Donald W. Meyers reports for the Daily Herald of Provo, Utah. Excerpt:
PROVO — The FBI shouldn’t try to hook senators up to lie detectors to find intelligence leaks, Sen. Orrin G. Hatch said.
Hatch, R-Utah, said the FBI’s request that members of the Senate Select Committee on Intelligence submit to polygraph examinations violates the separationof powers doctrine in the U.S. Constitution.
“Under the separation of powers, we cannot put up with this, especially from an agency that we oversee,” said Hatch, a member of the Senate Select Committee on Intelligence. The committee oversees the FBI, CIA and other intelligence-gathering agencies.
Last week, the FBI asked members of the intelligence committee to submit to lie detector tests to determine if any of them were leaking information on what U.S. intelligence agencies knew before the Sept. 11 attacks to the press. Sen. Richard C. Shelby, the ranking Republican on the committee, urged members not to submit to the test.
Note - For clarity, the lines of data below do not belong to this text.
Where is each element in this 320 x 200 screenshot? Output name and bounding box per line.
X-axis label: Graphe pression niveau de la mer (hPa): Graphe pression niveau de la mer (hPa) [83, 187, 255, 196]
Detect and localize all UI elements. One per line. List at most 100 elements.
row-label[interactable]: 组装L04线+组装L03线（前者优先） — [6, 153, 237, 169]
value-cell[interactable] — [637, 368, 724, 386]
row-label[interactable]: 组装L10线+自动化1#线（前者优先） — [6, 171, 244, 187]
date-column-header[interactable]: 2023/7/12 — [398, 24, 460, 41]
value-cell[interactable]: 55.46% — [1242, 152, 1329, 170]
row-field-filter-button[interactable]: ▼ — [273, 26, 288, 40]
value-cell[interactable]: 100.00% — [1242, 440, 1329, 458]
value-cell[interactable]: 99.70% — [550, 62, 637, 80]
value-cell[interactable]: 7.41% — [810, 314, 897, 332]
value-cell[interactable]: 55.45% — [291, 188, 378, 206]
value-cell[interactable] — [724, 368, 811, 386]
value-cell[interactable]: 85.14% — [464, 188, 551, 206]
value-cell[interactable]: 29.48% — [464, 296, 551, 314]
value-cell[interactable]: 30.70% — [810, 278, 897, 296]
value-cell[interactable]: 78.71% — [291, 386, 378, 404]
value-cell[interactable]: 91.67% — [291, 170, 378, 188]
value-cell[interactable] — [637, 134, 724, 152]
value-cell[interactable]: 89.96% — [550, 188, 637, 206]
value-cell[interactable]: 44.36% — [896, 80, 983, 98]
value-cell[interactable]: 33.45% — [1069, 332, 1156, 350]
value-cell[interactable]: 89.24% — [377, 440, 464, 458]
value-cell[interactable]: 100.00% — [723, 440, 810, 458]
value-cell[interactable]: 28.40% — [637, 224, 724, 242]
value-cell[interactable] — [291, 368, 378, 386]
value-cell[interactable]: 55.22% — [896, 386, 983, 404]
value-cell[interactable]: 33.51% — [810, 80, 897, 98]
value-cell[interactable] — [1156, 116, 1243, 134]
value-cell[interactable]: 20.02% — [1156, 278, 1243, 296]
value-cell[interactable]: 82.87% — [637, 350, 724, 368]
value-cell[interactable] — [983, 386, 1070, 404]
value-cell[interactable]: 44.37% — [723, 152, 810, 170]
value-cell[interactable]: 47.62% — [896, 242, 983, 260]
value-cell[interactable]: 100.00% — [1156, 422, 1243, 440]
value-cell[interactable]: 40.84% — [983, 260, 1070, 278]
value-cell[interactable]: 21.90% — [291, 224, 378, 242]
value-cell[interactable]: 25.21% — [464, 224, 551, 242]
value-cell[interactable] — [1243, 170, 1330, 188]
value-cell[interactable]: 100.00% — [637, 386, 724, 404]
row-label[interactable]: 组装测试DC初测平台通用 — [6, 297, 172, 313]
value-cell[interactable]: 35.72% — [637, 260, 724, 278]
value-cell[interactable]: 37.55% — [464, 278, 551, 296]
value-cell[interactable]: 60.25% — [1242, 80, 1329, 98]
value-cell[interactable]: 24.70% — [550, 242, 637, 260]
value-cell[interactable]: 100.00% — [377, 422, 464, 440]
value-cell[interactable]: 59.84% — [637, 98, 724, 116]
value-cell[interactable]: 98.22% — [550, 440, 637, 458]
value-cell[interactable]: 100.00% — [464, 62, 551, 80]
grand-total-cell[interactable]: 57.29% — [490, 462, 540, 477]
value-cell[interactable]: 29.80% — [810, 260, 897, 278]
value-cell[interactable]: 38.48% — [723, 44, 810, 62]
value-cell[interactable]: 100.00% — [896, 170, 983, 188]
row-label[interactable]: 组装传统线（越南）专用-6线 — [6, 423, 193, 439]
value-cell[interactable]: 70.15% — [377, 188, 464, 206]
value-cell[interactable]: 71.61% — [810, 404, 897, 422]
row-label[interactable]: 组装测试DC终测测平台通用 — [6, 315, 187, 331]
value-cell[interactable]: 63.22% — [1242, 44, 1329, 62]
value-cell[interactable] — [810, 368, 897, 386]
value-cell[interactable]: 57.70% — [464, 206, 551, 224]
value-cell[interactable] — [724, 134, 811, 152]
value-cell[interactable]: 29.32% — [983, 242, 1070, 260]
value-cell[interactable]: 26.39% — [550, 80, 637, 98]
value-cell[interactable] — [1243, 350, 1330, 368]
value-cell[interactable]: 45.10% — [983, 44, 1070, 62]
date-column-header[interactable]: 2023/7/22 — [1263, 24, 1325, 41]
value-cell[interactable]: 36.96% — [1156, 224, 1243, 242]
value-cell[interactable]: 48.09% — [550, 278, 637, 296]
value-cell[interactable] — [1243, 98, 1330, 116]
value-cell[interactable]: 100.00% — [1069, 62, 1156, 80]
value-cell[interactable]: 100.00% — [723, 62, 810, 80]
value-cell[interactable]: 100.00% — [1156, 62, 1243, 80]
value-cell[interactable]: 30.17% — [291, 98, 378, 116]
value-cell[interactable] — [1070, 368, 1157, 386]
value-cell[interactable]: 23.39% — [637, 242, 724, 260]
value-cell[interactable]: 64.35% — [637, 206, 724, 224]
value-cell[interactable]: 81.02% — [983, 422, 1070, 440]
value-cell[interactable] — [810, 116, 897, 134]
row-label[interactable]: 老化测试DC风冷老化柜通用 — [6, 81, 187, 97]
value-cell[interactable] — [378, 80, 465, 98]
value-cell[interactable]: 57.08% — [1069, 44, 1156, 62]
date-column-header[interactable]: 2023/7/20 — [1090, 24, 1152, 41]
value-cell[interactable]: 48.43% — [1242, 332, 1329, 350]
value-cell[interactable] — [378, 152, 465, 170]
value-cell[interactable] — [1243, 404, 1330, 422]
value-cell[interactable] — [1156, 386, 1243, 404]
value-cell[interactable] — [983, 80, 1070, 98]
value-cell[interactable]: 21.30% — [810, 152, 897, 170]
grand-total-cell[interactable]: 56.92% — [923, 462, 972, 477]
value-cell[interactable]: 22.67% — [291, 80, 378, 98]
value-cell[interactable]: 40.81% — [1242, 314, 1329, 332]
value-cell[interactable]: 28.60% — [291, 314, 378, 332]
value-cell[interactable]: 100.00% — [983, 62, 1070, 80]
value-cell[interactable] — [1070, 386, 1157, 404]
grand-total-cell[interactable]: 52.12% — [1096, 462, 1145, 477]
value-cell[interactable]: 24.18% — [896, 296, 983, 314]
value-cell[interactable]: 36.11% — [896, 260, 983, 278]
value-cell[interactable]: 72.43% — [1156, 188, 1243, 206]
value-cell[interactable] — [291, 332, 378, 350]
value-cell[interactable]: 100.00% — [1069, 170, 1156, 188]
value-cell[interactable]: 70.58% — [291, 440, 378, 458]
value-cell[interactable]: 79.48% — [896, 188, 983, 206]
Hatch said he and other senators are refusing to take the test. If senators agree to take the test, it would make overseeing the FBI’s actions that more difficult, he explained.
“If they come in and say they’re going to polygraph you, how can you oversee them?” he said.
Hatch said it is unlikely information came from the intelligence committee. He said the leaked information was already published by the time the intelligence committee found out about it.
The polygraph tests were part of an investigation House and Senate intelligence committee leaders requested to find out who was talking.